Apple's Poem to Hackers

Posted:
in macOS edited January 2014
Have you all seen this yet?



http://www.cnn.com/2006/TECH/ptech/0....ap/index.html



There is apparently a hidden poem in OSX with a message to hackers trying to get OSX to run on standard Intel hardware.



While I think it's pretty clever of Apple, it also makes me wonder if the hacker community will see this as a type of "challenge" and work even harder to get OSX up and running on genereic X86 boxes.



Anybody know where Apple hid this? I'm curious what the thinking was behind the location of this file.



Comments?

Comments

  • Reply 1 of 2
    xoolxool Posts: 2,460member
    My guess was that this was used as a copy protection measure. There used to be hidden stuff in Classic Mac roms that could be displayed at boot using certain debugging commands. This way, if a rom was hacked/stolen/cloned it could be demonstrated in court that it was indeed an illicit Apple rom. This poem is probably similar and perhaps is supported by more artistic copyrights which are likely different than those that apply to the actual code.



    Also this reminds me of the "Don't steal music" stickers on iPods.

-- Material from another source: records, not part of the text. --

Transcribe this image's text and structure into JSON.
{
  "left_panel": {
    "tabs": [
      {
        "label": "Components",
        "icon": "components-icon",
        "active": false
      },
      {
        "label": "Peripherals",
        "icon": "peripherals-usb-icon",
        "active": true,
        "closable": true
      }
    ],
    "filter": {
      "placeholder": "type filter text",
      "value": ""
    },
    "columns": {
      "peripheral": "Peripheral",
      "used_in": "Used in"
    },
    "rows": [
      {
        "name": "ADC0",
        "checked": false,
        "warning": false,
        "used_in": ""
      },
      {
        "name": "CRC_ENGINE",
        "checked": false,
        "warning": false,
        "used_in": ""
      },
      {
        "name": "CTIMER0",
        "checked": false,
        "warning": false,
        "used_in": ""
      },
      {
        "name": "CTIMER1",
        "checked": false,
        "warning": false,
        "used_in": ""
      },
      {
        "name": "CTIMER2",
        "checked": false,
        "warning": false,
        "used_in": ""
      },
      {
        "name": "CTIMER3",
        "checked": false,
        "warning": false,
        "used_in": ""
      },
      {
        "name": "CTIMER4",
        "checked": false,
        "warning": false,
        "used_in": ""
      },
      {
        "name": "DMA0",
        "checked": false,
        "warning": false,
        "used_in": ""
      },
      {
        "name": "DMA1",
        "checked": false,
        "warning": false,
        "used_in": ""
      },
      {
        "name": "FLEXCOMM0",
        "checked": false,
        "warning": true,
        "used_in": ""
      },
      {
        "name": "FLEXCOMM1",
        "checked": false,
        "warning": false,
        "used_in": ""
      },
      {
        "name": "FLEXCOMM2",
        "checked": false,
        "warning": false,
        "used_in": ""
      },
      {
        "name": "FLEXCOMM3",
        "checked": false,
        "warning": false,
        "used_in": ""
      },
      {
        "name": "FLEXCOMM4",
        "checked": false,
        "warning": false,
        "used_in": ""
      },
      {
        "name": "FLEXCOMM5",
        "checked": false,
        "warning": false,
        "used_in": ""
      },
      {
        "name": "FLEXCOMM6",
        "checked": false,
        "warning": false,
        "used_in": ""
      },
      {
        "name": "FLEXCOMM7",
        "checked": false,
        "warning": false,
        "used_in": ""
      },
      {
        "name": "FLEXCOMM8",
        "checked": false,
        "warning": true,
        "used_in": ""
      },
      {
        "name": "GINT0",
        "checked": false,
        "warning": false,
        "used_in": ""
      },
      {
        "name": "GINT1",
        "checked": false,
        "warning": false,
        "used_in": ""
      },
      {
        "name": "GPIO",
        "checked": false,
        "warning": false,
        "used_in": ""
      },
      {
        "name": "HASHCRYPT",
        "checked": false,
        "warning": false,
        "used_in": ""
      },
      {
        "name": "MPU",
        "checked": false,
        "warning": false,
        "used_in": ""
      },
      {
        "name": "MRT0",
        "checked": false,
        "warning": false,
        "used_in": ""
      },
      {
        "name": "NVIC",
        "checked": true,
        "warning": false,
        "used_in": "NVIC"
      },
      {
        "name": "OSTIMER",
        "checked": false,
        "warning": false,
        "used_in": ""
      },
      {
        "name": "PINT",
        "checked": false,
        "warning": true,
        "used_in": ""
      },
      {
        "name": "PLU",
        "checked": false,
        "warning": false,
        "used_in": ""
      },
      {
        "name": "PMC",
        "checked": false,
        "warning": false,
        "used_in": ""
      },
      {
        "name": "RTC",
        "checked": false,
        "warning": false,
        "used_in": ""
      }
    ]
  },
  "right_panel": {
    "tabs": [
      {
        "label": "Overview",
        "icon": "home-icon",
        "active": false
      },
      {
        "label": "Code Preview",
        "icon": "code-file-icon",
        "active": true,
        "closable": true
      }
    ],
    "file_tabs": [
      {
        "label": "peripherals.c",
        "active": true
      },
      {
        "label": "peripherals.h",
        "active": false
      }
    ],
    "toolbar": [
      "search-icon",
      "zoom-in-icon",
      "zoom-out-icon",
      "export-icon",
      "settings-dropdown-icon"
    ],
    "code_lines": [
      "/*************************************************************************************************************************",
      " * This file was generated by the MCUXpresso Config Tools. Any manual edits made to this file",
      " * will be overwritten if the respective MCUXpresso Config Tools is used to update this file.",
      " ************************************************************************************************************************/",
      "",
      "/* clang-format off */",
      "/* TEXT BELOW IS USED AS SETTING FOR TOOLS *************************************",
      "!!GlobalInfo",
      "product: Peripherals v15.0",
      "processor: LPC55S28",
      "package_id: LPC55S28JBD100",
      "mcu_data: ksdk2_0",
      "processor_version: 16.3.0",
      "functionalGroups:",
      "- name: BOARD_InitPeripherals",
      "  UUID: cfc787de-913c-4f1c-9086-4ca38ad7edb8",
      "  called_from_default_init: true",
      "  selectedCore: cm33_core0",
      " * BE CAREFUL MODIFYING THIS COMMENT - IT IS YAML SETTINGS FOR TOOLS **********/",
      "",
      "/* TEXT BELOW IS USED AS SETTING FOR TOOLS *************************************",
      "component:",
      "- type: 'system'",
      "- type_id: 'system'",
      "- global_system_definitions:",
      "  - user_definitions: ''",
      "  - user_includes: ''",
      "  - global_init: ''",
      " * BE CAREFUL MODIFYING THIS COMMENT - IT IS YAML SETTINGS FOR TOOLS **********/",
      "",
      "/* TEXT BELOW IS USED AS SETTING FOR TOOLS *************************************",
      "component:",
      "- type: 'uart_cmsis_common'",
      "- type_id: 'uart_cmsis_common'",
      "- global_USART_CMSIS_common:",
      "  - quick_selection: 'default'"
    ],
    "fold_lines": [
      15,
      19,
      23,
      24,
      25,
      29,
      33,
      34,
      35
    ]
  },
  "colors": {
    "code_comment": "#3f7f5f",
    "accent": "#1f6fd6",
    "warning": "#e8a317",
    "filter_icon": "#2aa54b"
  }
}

    Personally I think the poem could have been better.



    One other upside is that this becomes a PR issue. More press w00t and it piques the interest of our PC brethren.
  • Reply 2 of 2
    Each line of the poem was testing different copy protection schemes AFAIK. A few lines were testing the decryption of the TPM chip, a few others were testing the EFI ROM, and so on.